L’opposition officielle à l’hôtel de ville, Ensemble Montréal, déposera par ailleurs une motion à la prochaine séance du conseil municipal, le 21 septembre, pour presser la Ville d’appliquer une baisse temporaire des taxes municipales pour les commerces du centre-ville.
«La pression financière est plus forte que jamais sur les commerçants, donc ça devient plus important que jamais d’alléger leur fardeau fiscal», affirme à Métro la directrice générale de l’ASDCM, Caroline Tessier. Cette dernière demande par ailleurs à la Ville d’élargir les mesures d’allègement fiscal qu’elle a mis en place pour les petits commerçants l’an passé en appliquant celles-ci à la première tranche de 750 000$ des immeubles non résidentiels.
«Le but, ce n’est pas toujours de réduire [les taxes] pour tout le monde, mais de réduire l’injustice commerciale entre les petits commerçants et les grands commerçants.» -Caroline Tessier, directrice générale de l’ASDCM
Lourdeur administrative
La FCEI recommande d’autre part à la Ville de réduire le fardeau administratif des commerçants. Pour ce faire, elle propose entre autres que l’administration municipale applique un moratoire sur l’adoption de nouveaux règlements non essentiels pour faire face à la pandémie et mise sur «la numérisation des services» pour accélérer la délivrance de permis aux commerçants qui en font la demande.
«Il y a encore des arrondissements où il faut se rendre en personne pour obtenir un permis. Il y a des histoires interminables reliées au zonage», déplore Gopinath Jeyabalaratnam.

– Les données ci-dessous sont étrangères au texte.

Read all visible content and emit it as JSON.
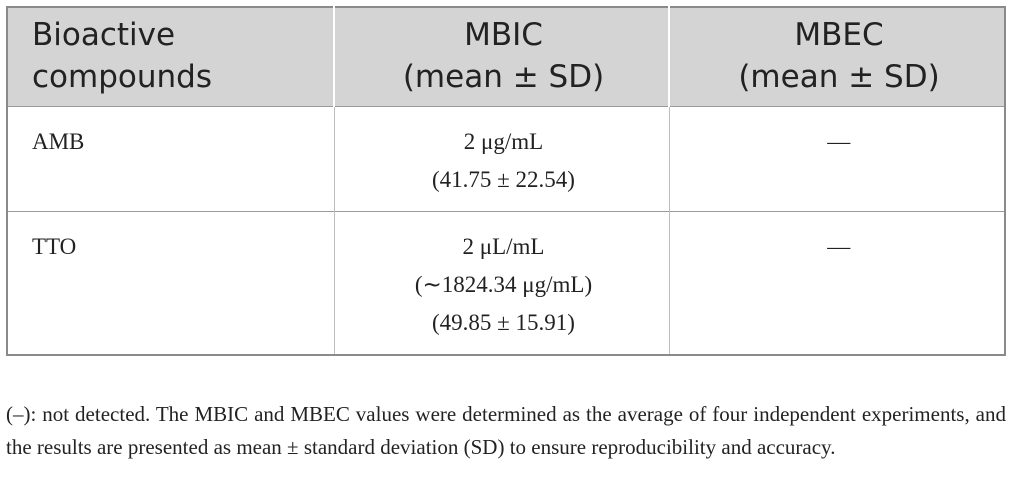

Une situation qui fait perdre des heures précieuses aux commerçants, constate également Mme Tessier.
Cette dernière demande d’ailleurs à la Ville de conserver en 2021 certains allègements réglementaires mis en place cette année dans le contexte de la crise sanitaire. Les commerçants ont notamment pu obtenir à prix réduit cet été le permis nécessaire à l’aménagement d’une terrasse sur la voie publique.
«Les impacts de 2020 vont se poursuivre en 2021 et vont peut-être même s’accentuer en raison de la longévité de la crise. Donc ça, c’est une mesure concrète qui doit absolument faire un retour [l’an prochain]», estime-t-elle.
Contacté par Métro, le cabinet de la mairesse Valérie Plante a assuré qu’il étudie «toutes les solutions possibles» afin d’aider les commerçants «à traverser cette crise sans précédent».